Centerpins are all about a super-smooth free-spooling reels with effortless start up. The idea is a friction-free super long drift where the current unspools line. Folks spend hundreds to thousands on precision machined reels. Several folks recommended the Matrix to me as the best affordable reel available. And it does spin like a perpetual motion machine.


After haunting The Steelhead Site, I find some references to bearing upgrades. Makes sense -- higher end cycling hubs are largely a result of better bearings, ditto for skateboards. So, through the site I find Boca Bearings in Florida. Sure enough, quick search reveals they have bearings for my reel. For under $30 (shipped, too!) I score their top-of-the-line super high tech ceramic bearings. Shipped dry, as is recommended for 'pinning reels -- grease hampers start-up and can really gum up in cold conditions. Stainless steel races, high-tech polymer seals, and smooth, durable ceramic balls. About as high-tech as you could want. Definitely satisfies my need to tweak. Can't wait to drop them in and give it a spin!

Report to follow!


05 April, 2010

Give A Dam

What did the fish say when he hit the brick wall?


Classic joke and illustrates a good point. When you dam rivers, fish can't go where they prefer. When you consider anadramous species like steelhead and salmon where they start in rivers to spawn, move to the lakes to grow, and return to the rivers the impact of a dam is tremendous. In many river systems, like the AuSable, this journey is artifically shortened by a dam that prevents migration.

But there's more bad stuff that dams cause. One of the best simple discussions I've seen is here.
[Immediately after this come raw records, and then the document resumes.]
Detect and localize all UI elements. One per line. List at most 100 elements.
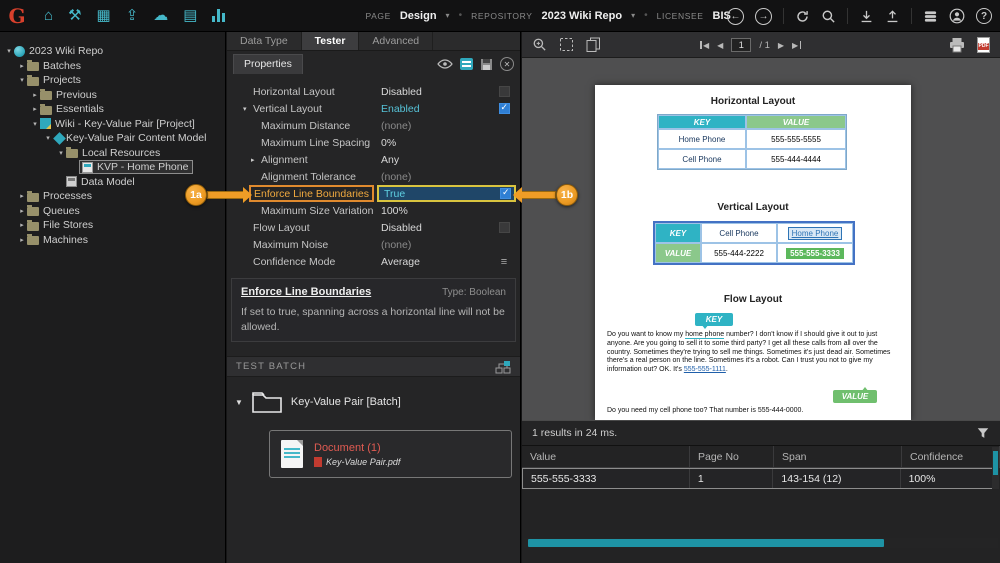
property-row-enforce-line-boundaries[interactable]: Enforce Line Boundaries True [231,185,516,202]
property-row-maximum-distance[interactable]: Maximum Distance (none) [231,117,516,134]
forward-button[interactable]: → [755,7,772,25]
property-row-maximum-noise[interactable]: Maximum Noise (none) [231,236,516,253]
expand-icon[interactable]: ▾ [43,134,53,142]
folder-icon [40,89,52,101]
vertical-layout-checkbox[interactable] [498,102,510,114]
properties-header: Properties ✕ [227,51,520,75]
expand-icon[interactable]: ▸ [17,192,27,200]
property-row-alignment-tolerance[interactable]: Alignment Tolerance (none) [231,168,516,185]
tree-item-projects[interactable]: ▾ Projects [0,73,225,88]
nav-first-button[interactable]: ◀ [700,41,709,50]
upload-button[interactable] [885,9,900,24]
nav-last-button[interactable]: ▶ [792,41,802,50]
download-button[interactable] [859,9,874,24]
stats-icon[interactable] [212,9,226,22]
repository-selector[interactable]: 2023 Wiki Repo [542,10,623,22]
select-region-icon[interactable] [559,37,574,52]
tab-advanced[interactable]: Advanced [359,32,434,50]
scrollbar-thumb[interactable] [993,451,998,475]
export-icon[interactable]: ⇪ [126,8,139,23]
chevron-down-icon[interactable]: ▾ [631,11,635,20]
search-button[interactable] [821,9,836,24]
document-page[interactable]: Horizontal Layout KEY VALUE Home Phone 5… [595,85,911,420]
clear-results-icon[interactable] [976,426,990,440]
tree-item-file-stores[interactable]: ▸ File Stores [0,218,225,233]
expand-icon[interactable]: ▼ [235,398,243,407]
property-row-flow-layout[interactable]: Flow Layout Disabled [231,219,516,236]
page-selector[interactable]: Design [400,10,437,22]
chevron-down-icon[interactable]: ▾ [446,11,450,20]
tree-item-essentials[interactable]: ▸ Essentials [0,102,225,117]
cloud-icon[interactable]: ☁ [153,8,168,23]
column-header-value[interactable]: Value [522,446,690,467]
property-row-horizontal-layout[interactable]: Horizontal Layout Disabled [231,83,516,100]
tree-item-kvp-home-phone[interactable]: KVP - Home Phone [0,160,225,175]
scrollbar-thumb[interactable] [528,539,884,547]
design-tools-icon[interactable]: ⚒ [68,8,81,23]
property-row-maximum-line-spacing[interactable]: Maximum Line Spacing 0% [231,134,516,151]
expand-icon[interactable]: ▾ [56,149,66,157]
menu-icon[interactable]: ≡ [501,256,507,268]
expand-icon[interactable]: ▾ [30,120,40,128]
column-header-page-no[interactable]: Page No [690,446,774,467]
horizontal-layout-checkbox[interactable] [498,86,510,97]
results-row[interactable]: 555-555-3333 1 143-154 (12) 100% [522,468,999,489]
tab-data-type[interactable]: Data Type [227,32,302,50]
save-icon[interactable] [480,58,493,71]
flow-layout-checkbox[interactable] [498,222,510,233]
tree-item-local-resources[interactable]: ▾ Local Resources [0,146,225,161]
column-header-span[interactable]: Span [774,446,902,467]
property-row-confidence-mode[interactable]: Confidence Mode Average ≡ [231,253,516,270]
expand-icon[interactable]: ▾ [243,105,253,113]
back-button[interactable]: ← [727,7,744,25]
close-icon[interactable]: ✕ [500,57,514,71]
properties-tab[interactable]: Properties [233,54,303,74]
property-row-alignment[interactable]: ▸ Alignment Any [231,151,516,168]
batches-grid-icon[interactable]: ▦ [97,8,111,23]
expand-icon[interactable]: ▸ [251,156,261,164]
nav-next-button[interactable]: ▶ [778,41,784,50]
expand-icon[interactable]: ▸ [17,236,27,244]
results-vertical-scrollbar[interactable] [992,447,999,489]
tab-tester[interactable]: Tester [301,32,360,50]
property-row-vertical-layout[interactable]: ▾ Vertical Layout Enabled [231,100,516,117]
tree-item-queues[interactable]: ▸ Queues [0,204,225,219]
document-item[interactable]: Document (1) Key-Value Pair.pdf [269,430,512,478]
tree-item-batches[interactable]: ▸ Batches [0,59,225,74]
expand-icon[interactable]: ▾ [17,76,27,84]
batch-folder-row[interactable]: ▼ Key-Value Pair [Batch] [227,390,520,414]
expand-icon[interactable]: ▸ [30,91,40,99]
page-number-box[interactable]: 1 [731,38,752,52]
profile-button[interactable] [949,8,965,24]
property-row-maximum-size-variation[interactable]: Maximum Size Variation 100% [231,202,516,219]
print-button[interactable] [949,37,965,53]
nav-prev-button[interactable]: ◀ [717,41,723,50]
enforce-line-boundaries-checkbox[interactable] [500,187,511,199]
thumbnails-icon[interactable] [586,37,601,52]
tree-item-previous[interactable]: ▸ Previous [0,88,225,103]
expand-icon[interactable]: ▸ [17,221,27,229]
refresh-button[interactable] [795,9,810,24]
highlighted-property-value[interactable]: True [377,185,516,202]
batch-process-icon[interactable] [495,360,511,374]
help-button[interactable]: ? [976,8,992,24]
home-icon[interactable]: ⌂ [44,8,53,23]
expand-icon[interactable]: ▸ [30,105,40,113]
column-header-confidence[interactable]: Confidence [902,446,1000,467]
horizontal-scrollbar[interactable] [524,538,998,548]
expand-icon[interactable]: ▸ [17,62,27,70]
property-filter-icon[interactable] [460,58,473,70]
highlighted-key-text: Home Phone [787,226,843,240]
archive-icon[interactable]: ▤ [183,8,197,23]
eye-icon[interactable] [437,58,453,70]
document-canvas[interactable]: Horizontal Layout KEY VALUE Home Phone 5… [522,58,1000,420]
expand-icon[interactable]: ▾ [4,47,14,55]
tree-item-wiki-project[interactable]: ▾ Wiki - Key-Value Pair [Project] [0,117,225,132]
tree-item-repo-root[interactable]: ▾ 2023 Wiki Repo [0,44,225,59]
tree-item-machines[interactable]: ▸ Machines [0,233,225,248]
stack-icon[interactable] [923,9,938,24]
pdf-export-button[interactable]: PDF [977,36,990,53]
zoom-icon[interactable] [532,37,547,52]
expand-icon[interactable]: ▸ [17,207,27,215]
tree-item-content-model[interactable]: ▾ Key-Value Pair Content Model [0,131,225,146]
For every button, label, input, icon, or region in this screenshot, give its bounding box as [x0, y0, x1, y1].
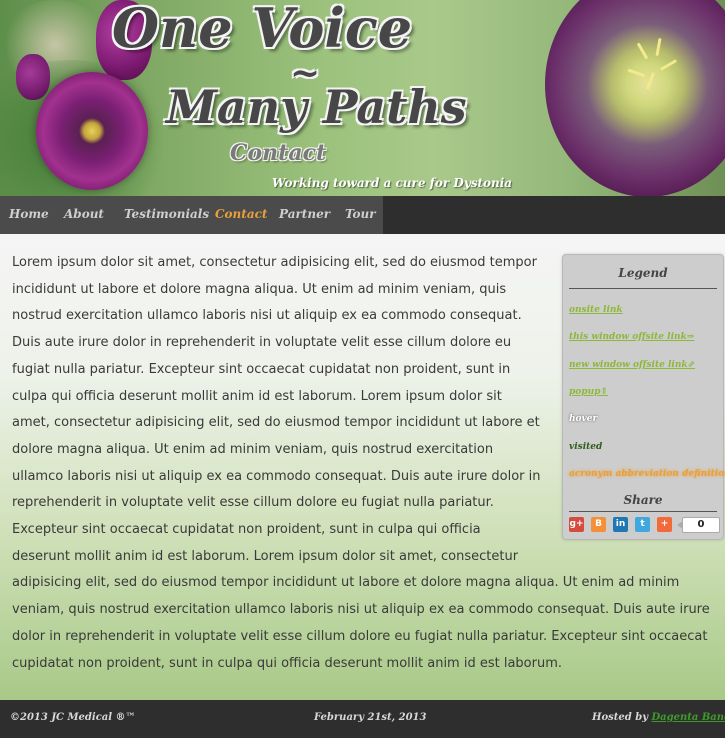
legend-divider [569, 288, 717, 289]
addthis-plus-icon[interactable]: + [657, 517, 672, 532]
main-content: Legend onsite link this window offsite l… [0, 234, 725, 700]
nav-item-tour[interactable]: Tour [345, 207, 376, 221]
hosted-by-label: Hosted by [592, 712, 649, 723]
site-title-line2: Many Paths [166, 80, 467, 134]
site-footer: ©2013 JC Medical ®™ February 21st, 2013 … [0, 700, 725, 738]
legend-title: Legend [618, 266, 668, 280]
legend-acronym-definition: acronym abbreviation definition [569, 469, 725, 479]
nav-menu: Home About Testimonials Contact Partner … [0, 196, 383, 234]
nav-item-testimonials[interactable]: Testimonials [124, 207, 209, 221]
tulip-flower-image [36, 72, 148, 190]
legend-panel: Legend onsite link this window offsite l… [562, 254, 725, 540]
stamen [659, 59, 678, 71]
stamen [627, 68, 646, 78]
linkedin-icon[interactable]: in [613, 517, 628, 532]
google-plus-icon[interactable]: g+ [569, 517, 584, 532]
footer-copyright: ©2013 JC Medical ®™ [10, 712, 136, 723]
share-count: 0 [677, 517, 720, 533]
share-divider [569, 511, 717, 512]
nav-item-contact[interactable]: Contact [215, 207, 267, 221]
stamen [655, 37, 662, 57]
site-header-banner: One Voice ~ Many Paths Contact Working t… [0, 0, 725, 196]
stamen [636, 42, 649, 60]
nav-item-home[interactable]: Home [9, 207, 49, 221]
host-link[interactable]: Dagenta Bane [652, 712, 725, 723]
footer-hosted-by: Hosted by Dagenta Bane [592, 712, 725, 723]
tulip-bud-image [16, 54, 50, 100]
nav-item-about[interactable]: About [64, 207, 104, 221]
footer-date: February 21st, 2013 [314, 712, 427, 723]
site-tagline: Working toward a cure for Dystonia [272, 176, 513, 190]
twitter-icon[interactable]: t [635, 517, 650, 532]
blogger-icon[interactable]: B [591, 517, 606, 532]
legend-offsite-link[interactable]: this window offsite link⇒ [569, 331, 694, 343]
content-body: Legend onsite link this window offsite l… [12, 250, 725, 677]
legend-hover-link[interactable]: hover [569, 413, 597, 425]
share-title: Share [623, 493, 663, 507]
nav-item-partner[interactable]: Partner [279, 207, 330, 221]
legend-popup-link[interactable]: popup⇑ [569, 386, 608, 398]
legend-new-window-link[interactable]: new window offsite link⇗ [569, 359, 695, 371]
legend-onsite-link[interactable]: onsite link [569, 304, 623, 316]
tulip-flower-image [545, 0, 725, 196]
stamen [646, 72, 655, 90]
site-title-line1: One Voice [112, 0, 413, 60]
legend-visited-link[interactable]: visited [569, 441, 602, 453]
page-title: Contact [230, 140, 327, 166]
main-navigation: Home About Testimonials Contact Partner … [0, 196, 725, 234]
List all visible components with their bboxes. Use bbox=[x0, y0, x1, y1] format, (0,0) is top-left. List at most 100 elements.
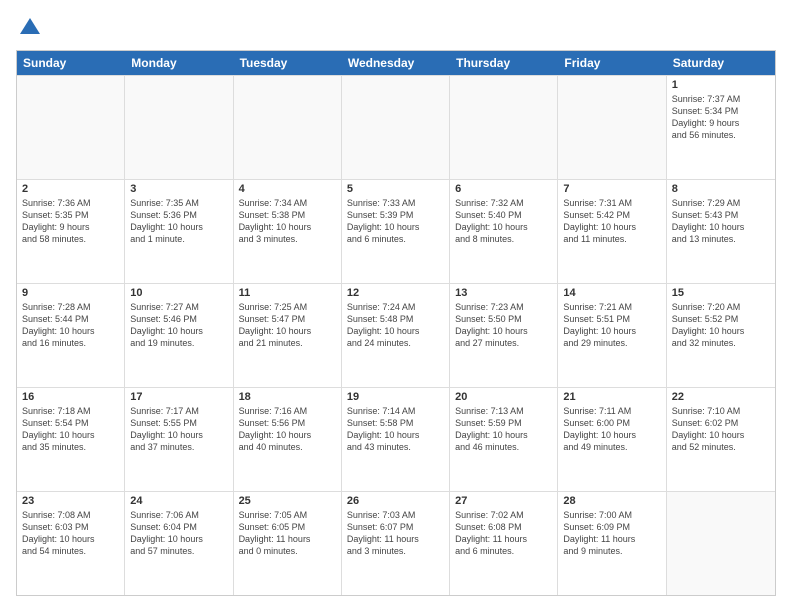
calendar-cell: 5 Sunrise: 7:33 AM Sunset: 5:39 PM Daylig… bbox=[342, 180, 450, 283]
day-number: 26 bbox=[347, 495, 444, 507]
day-info: Sunrise: 7:00 AM Sunset: 6:09 PM Dayligh… bbox=[563, 509, 660, 558]
day-number: 6 bbox=[455, 183, 552, 195]
calendar-cell: 18 Sunrise: 7:16 AM Sunset: 5:56 PM Dayli… bbox=[234, 388, 342, 491]
calendar-cell: 7 Sunrise: 7:31 AM Sunset: 5:42 PM Daylig… bbox=[558, 180, 666, 283]
day-info: Sunrise: 7:16 AM Sunset: 5:56 PM Dayligh… bbox=[239, 405, 336, 454]
day-number: 20 bbox=[455, 391, 552, 403]
calendar-cell: 8 Sunrise: 7:29 AM Sunset: 5:43 PM Daylig… bbox=[667, 180, 775, 283]
day-info: Sunrise: 7:31 AM Sunset: 5:42 PM Dayligh… bbox=[563, 197, 660, 246]
calendar-header-cell: Tuesday bbox=[234, 51, 342, 75]
day-info: Sunrise: 7:23 AM Sunset: 5:50 PM Dayligh… bbox=[455, 301, 552, 350]
calendar-header-cell: Thursday bbox=[450, 51, 558, 75]
logo-text bbox=[16, 16, 42, 40]
day-info: Sunrise: 7:29 AM Sunset: 5:43 PM Dayligh… bbox=[672, 197, 770, 246]
day-info: Sunrise: 7:34 AM Sunset: 5:38 PM Dayligh… bbox=[239, 197, 336, 246]
calendar-header: SundayMondayTuesdayWednesdayThursdayFrid… bbox=[17, 51, 775, 75]
calendar-row: 9 Sunrise: 7:28 AM Sunset: 5:44 PM Daylig… bbox=[17, 283, 775, 387]
logo bbox=[16, 16, 42, 40]
calendar-cell: 17 Sunrise: 7:17 AM Sunset: 5:55 PM Dayli… bbox=[125, 388, 233, 491]
day-info: Sunrise: 7:18 AM Sunset: 5:54 PM Dayligh… bbox=[22, 405, 119, 454]
calendar-header-cell: Monday bbox=[125, 51, 233, 75]
calendar-cell bbox=[234, 76, 342, 179]
day-info: Sunrise: 7:17 AM Sunset: 5:55 PM Dayligh… bbox=[130, 405, 227, 454]
calendar-cell: 9 Sunrise: 7:28 AM Sunset: 5:44 PM Daylig… bbox=[17, 284, 125, 387]
calendar-cell: 11Sunrise: 7:25 AM Sunset: 5:47 PM Dayli… bbox=[234, 284, 342, 387]
calendar-header-cell: Sunday bbox=[17, 51, 125, 75]
calendar-cell bbox=[667, 492, 775, 595]
day-number: 13 bbox=[455, 287, 552, 299]
calendar-cell bbox=[342, 76, 450, 179]
day-number: 9 bbox=[22, 287, 119, 299]
day-number: 27 bbox=[455, 495, 552, 507]
calendar-cell: 19 Sunrise: 7:14 AM Sunset: 5:58 PM Dayli… bbox=[342, 388, 450, 491]
day-number: 22 bbox=[672, 391, 770, 403]
header bbox=[16, 16, 776, 40]
day-number: 10 bbox=[130, 287, 227, 299]
day-info: Sunrise: 7:35 AM Sunset: 5:36 PM Dayligh… bbox=[130, 197, 227, 246]
day-number: 5 bbox=[347, 183, 444, 195]
day-number: 7 bbox=[563, 183, 660, 195]
day-info: Sunrise: 7:37 AM Sunset: 5:34 PM Dayligh… bbox=[672, 93, 770, 142]
day-info: Sunrise: 7:24 AM Sunset: 5:48 PM Dayligh… bbox=[347, 301, 444, 350]
day-info: Sunrise: 7:14 AM Sunset: 5:58 PM Dayligh… bbox=[347, 405, 444, 454]
calendar-cell: 22 Sunrise: 7:10 AM Sunset: 6:02 PM Dayli… bbox=[667, 388, 775, 491]
page: SundayMondayTuesdayWednesdayThursdayFrid… bbox=[0, 0, 792, 612]
day-info: Sunrise: 7:33 AM Sunset: 5:39 PM Dayligh… bbox=[347, 197, 444, 246]
day-info: Sunrise: 7:28 AM Sunset: 5:44 PM Dayligh… bbox=[22, 301, 119, 350]
day-number: 15 bbox=[672, 287, 770, 299]
calendar-cell: 1 Sunrise: 7:37 AM Sunset: 5:34 PM Daylig… bbox=[667, 76, 775, 179]
calendar-cell: 10 Sunrise: 7:27 AM Sunset: 5:46 PM Dayli… bbox=[125, 284, 233, 387]
calendar-cell: 3 Sunrise: 7:35 AM Sunset: 5:36 PM Daylig… bbox=[125, 180, 233, 283]
day-number: 1 bbox=[672, 79, 770, 91]
calendar-cell: 15 Sunrise: 7:20 AM Sunset: 5:52 PM Dayli… bbox=[667, 284, 775, 387]
calendar-cell: 21Sunrise: 7:11 AM Sunset: 6:00 PM Dayli… bbox=[558, 388, 666, 491]
day-info: Sunrise: 7:08 AM Sunset: 6:03 PM Dayligh… bbox=[22, 509, 119, 558]
calendar-cell bbox=[17, 76, 125, 179]
day-info: Sunrise: 7:03 AM Sunset: 6:07 PM Dayligh… bbox=[347, 509, 444, 558]
calendar-cell: 12 Sunrise: 7:24 AM Sunset: 5:48 PM Dayli… bbox=[342, 284, 450, 387]
calendar-header-cell: Friday bbox=[558, 51, 666, 75]
day-info: Sunrise: 7:13 AM Sunset: 5:59 PM Dayligh… bbox=[455, 405, 552, 454]
day-info: Sunrise: 7:02 AM Sunset: 6:08 PM Dayligh… bbox=[455, 509, 552, 558]
day-info: Sunrise: 7:05 AM Sunset: 6:05 PM Dayligh… bbox=[239, 509, 336, 558]
day-number: 18 bbox=[239, 391, 336, 403]
calendar-cell: 4 Sunrise: 7:34 AM Sunset: 5:38 PM Daylig… bbox=[234, 180, 342, 283]
calendar-cell: 23 Sunrise: 7:08 AM Sunset: 6:03 PM Dayli… bbox=[17, 492, 125, 595]
calendar-row: 1 Sunrise: 7:37 AM Sunset: 5:34 PM Daylig… bbox=[17, 75, 775, 179]
calendar-cell bbox=[125, 76, 233, 179]
day-number: 28 bbox=[563, 495, 660, 507]
day-number: 23 bbox=[22, 495, 119, 507]
day-number: 4 bbox=[239, 183, 336, 195]
calendar-row: 2 Sunrise: 7:36 AM Sunset: 5:35 PM Daylig… bbox=[17, 179, 775, 283]
calendar-cell: 6 Sunrise: 7:32 AM Sunset: 5:40 PM Daylig… bbox=[450, 180, 558, 283]
day-info: Sunrise: 7:10 AM Sunset: 6:02 PM Dayligh… bbox=[672, 405, 770, 454]
day-number: 19 bbox=[347, 391, 444, 403]
day-number: 2 bbox=[22, 183, 119, 195]
day-info: Sunrise: 7:21 AM Sunset: 5:51 PM Dayligh… bbox=[563, 301, 660, 350]
day-number: 12 bbox=[347, 287, 444, 299]
day-info: Sunrise: 7:27 AM Sunset: 5:46 PM Dayligh… bbox=[130, 301, 227, 350]
calendar-cell: 28 Sunrise: 7:00 AM Sunset: 6:09 PM Dayli… bbox=[558, 492, 666, 595]
calendar-row: 23 Sunrise: 7:08 AM Sunset: 6:03 PM Dayli… bbox=[17, 491, 775, 595]
calendar-cell: 27 Sunrise: 7:02 AM Sunset: 6:08 PM Dayli… bbox=[450, 492, 558, 595]
day-number: 3 bbox=[130, 183, 227, 195]
logo-icon bbox=[18, 16, 42, 40]
day-number: 11 bbox=[239, 287, 336, 299]
calendar-cell: 2 Sunrise: 7:36 AM Sunset: 5:35 PM Daylig… bbox=[17, 180, 125, 283]
day-info: Sunrise: 7:32 AM Sunset: 5:40 PM Dayligh… bbox=[455, 197, 552, 246]
calendar-cell: 26 Sunrise: 7:03 AM Sunset: 6:07 PM Dayli… bbox=[342, 492, 450, 595]
calendar-row: 16 Sunrise: 7:18 AM Sunset: 5:54 PM Dayli… bbox=[17, 387, 775, 491]
calendar-cell bbox=[558, 76, 666, 179]
day-info: Sunrise: 7:11 AM Sunset: 6:00 PM Dayligh… bbox=[563, 405, 660, 454]
day-number: 25 bbox=[239, 495, 336, 507]
day-info: Sunrise: 7:36 AM Sunset: 5:35 PM Dayligh… bbox=[22, 197, 119, 246]
day-number: 17 bbox=[130, 391, 227, 403]
day-info: Sunrise: 7:06 AM Sunset: 6:04 PM Dayligh… bbox=[130, 509, 227, 558]
calendar-cell: 24Sunrise: 7:06 AM Sunset: 6:04 PM Dayli… bbox=[125, 492, 233, 595]
day-info: Sunrise: 7:20 AM Sunset: 5:52 PM Dayligh… bbox=[672, 301, 770, 350]
calendar-body: 1 Sunrise: 7:37 AM Sunset: 5:34 PM Daylig… bbox=[17, 75, 775, 595]
day-number: 16 bbox=[22, 391, 119, 403]
day-number: 8 bbox=[672, 183, 770, 195]
calendar: SundayMondayTuesdayWednesdayThursdayFrid… bbox=[16, 50, 776, 596]
calendar-cell: 14Sunrise: 7:21 AM Sunset: 5:51 PM Dayli… bbox=[558, 284, 666, 387]
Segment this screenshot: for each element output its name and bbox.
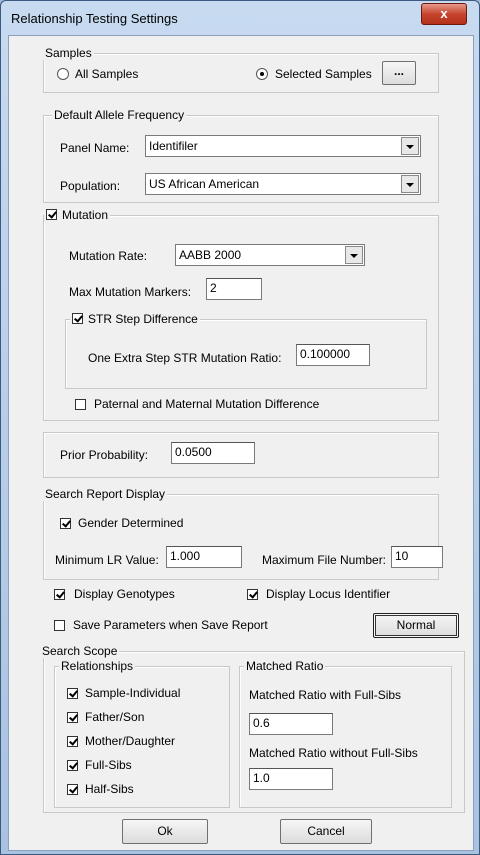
allele-frequency-group: Default Allele Frequency Panel Name: Ide…	[43, 108, 439, 203]
paternal-maternal-label: Paternal and Maternal Mutation Differenc…	[94, 397, 320, 411]
prior-probability-label: Prior Probability:	[60, 448, 149, 462]
mother-daughter-label: Mother/Daughter	[85, 734, 176, 748]
full-sibs-label: Full-Sibs	[85, 758, 132, 772]
allele-frequency-group-label: Default Allele Frequency	[52, 108, 187, 122]
chevron-down-icon	[401, 175, 419, 193]
chevron-down-icon	[401, 137, 419, 155]
prior-probability-group: Prior Probability: 0.0500	[43, 432, 439, 478]
population-label: Population:	[60, 179, 121, 193]
mother-daughter-checkbox[interactable]	[67, 736, 78, 747]
half-sibs-label: Half-Sibs	[85, 782, 134, 796]
father-son-label: Father/Son	[85, 710, 145, 724]
mutation-rate-value: AABB 2000	[179, 248, 242, 262]
mutation-group-header: Mutation	[44, 208, 111, 222]
max-file-number-input[interactable]: 10	[391, 546, 443, 568]
display-genotypes-checkbox[interactable]	[54, 589, 65, 600]
save-parameters-checkbox[interactable]	[54, 620, 65, 631]
str-step-header: STR Step Difference	[70, 312, 200, 326]
samples-group-label: Samples	[43, 46, 94, 60]
mutation-rate-select[interactable]: AABB 2000	[175, 244, 365, 266]
without-fullsibs-input[interactable]: 1.0	[249, 768, 333, 790]
gender-determined-checkbox[interactable]	[60, 518, 71, 529]
search-report-group-label: Search Report Display	[43, 487, 168, 501]
matched-ratio-group-label: Matched Ratio	[244, 659, 326, 673]
ok-button[interactable]: Ok	[122, 819, 208, 844]
display-genotypes-label: Display Genotypes	[74, 587, 175, 601]
with-fullsibs-label: Matched Ratio with Full-Sibs	[249, 688, 402, 702]
prior-probability-input[interactable]: 0.0500	[171, 442, 255, 464]
search-scope-group: Search Scope Relationships Sample-Indivi…	[40, 644, 465, 813]
save-parameters-label: Save Parameters when Save Report	[73, 618, 268, 632]
display-locus-label: Display Locus Identifier	[266, 587, 391, 601]
selected-samples-label: Selected Samples	[275, 67, 372, 81]
normal-button[interactable]: Normal	[373, 613, 459, 638]
min-lr-input[interactable]: 1.000	[166, 546, 242, 568]
all-samples-label: All Samples	[75, 67, 139, 81]
search-scope-group-label: Search Scope	[40, 644, 120, 658]
dialog-window: Relationship Testing Settings x Samples …	[0, 0, 480, 855]
matched-ratio-group: Matched Ratio Matched Ratio with Full-Si…	[239, 659, 452, 808]
title-bar[interactable]: Relationship Testing Settings x	[1, 1, 479, 35]
search-report-group: Search Report Display Gender Determined …	[43, 487, 443, 580]
father-son-checkbox[interactable]	[67, 712, 78, 723]
population-select[interactable]: US African American	[145, 173, 421, 195]
mutation-label: Mutation	[62, 208, 109, 222]
browse-samples-button[interactable]: ...	[382, 61, 416, 85]
min-lr-label: Minimum LR Value:	[55, 553, 159, 567]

Why bring it up? As infrastructure budgets are shrinking at local, state, and Federal levels many communities are considering removing dams rather than investing in repairs that will lead to more repairs in the future. If you're in a community where this is happening, if you're interested in healthy rivers, it may be worth your while to get involved.


02 April, 2010

Is This A Problem?

First step to getting help is admitting you have a problem. It would appear I have a fly rod issue. As I was putting the basement back together after some recent plumbing chaos, I noted the growing army of sticks. At-present, the following are in the arsenal:
  • Scott A2 in 9' 6-weight; my all-round trout/smallie rod
  • Scott S3 in 9' 6" 8-weight; my all-round steelhead rod for indicator fishing
  • Orvis Clearwater II in 9' 8-weight for chuck-and-duck steelheading
  • TFO Signature in 7'6" 3-weight for tight UP trout streams
  • Raven IM6 13' 6" float rod for centerpinning
  • Ross FS in 9' 5/6-weight; back-up/learner rod
  • TFO Signature in 9' 10-weight for Kings
  • Albright GP in 9' 8-weight; probably for stripping streamers to big trout and as a back-up (hey, it was CHEAP...)

On the upside, I don't think I paid anything near retail for any of these. Many were used from guide friends clearing out their garages. Others were sale or closeout items.

At the moment, only two others are possibilities -- looking to pick up a Scot A2/3 in 7'6" 3-weight to replace my TFO (I love the Scott A Series rods), plus may be doing some trade out for a longer 11' switch rod for drifting indicators to steelies (probably a TFO Deer Creek).

Let's not even talk about reels. Yet.


01 April, 2010

Ready to Roll!

Spent some time on the road bike last night. The season-opening degrease, wash, wax. Always love doing that. Everything looks so shiny and new afterward. Hope it gives me a little extra jump on my first ride. Weather's supposed to be warm the next few days and we've had some rain to wash the roads off, so I'm thinking this weekend will be first outing. Now we'll find out just how much my fitness slipped over the winter.

Also, had the local shop do some tuning to the shifting, wrap the bars with fresh tape, and tension and true my wheels. Crisp! I like it.

Shoes are due for some new cleats (when did standard Look cleats become hard to find items?). I had some problems with numbness in my toes last year after 15 miles or so. Sure enough, guys at the shop thought my cleats weren't positioned correctly. So, now that's been fixed.

Here we go! Game on. My goal is to get back to 75+ miles per week. Get outside. Burn some calories. Should be fun!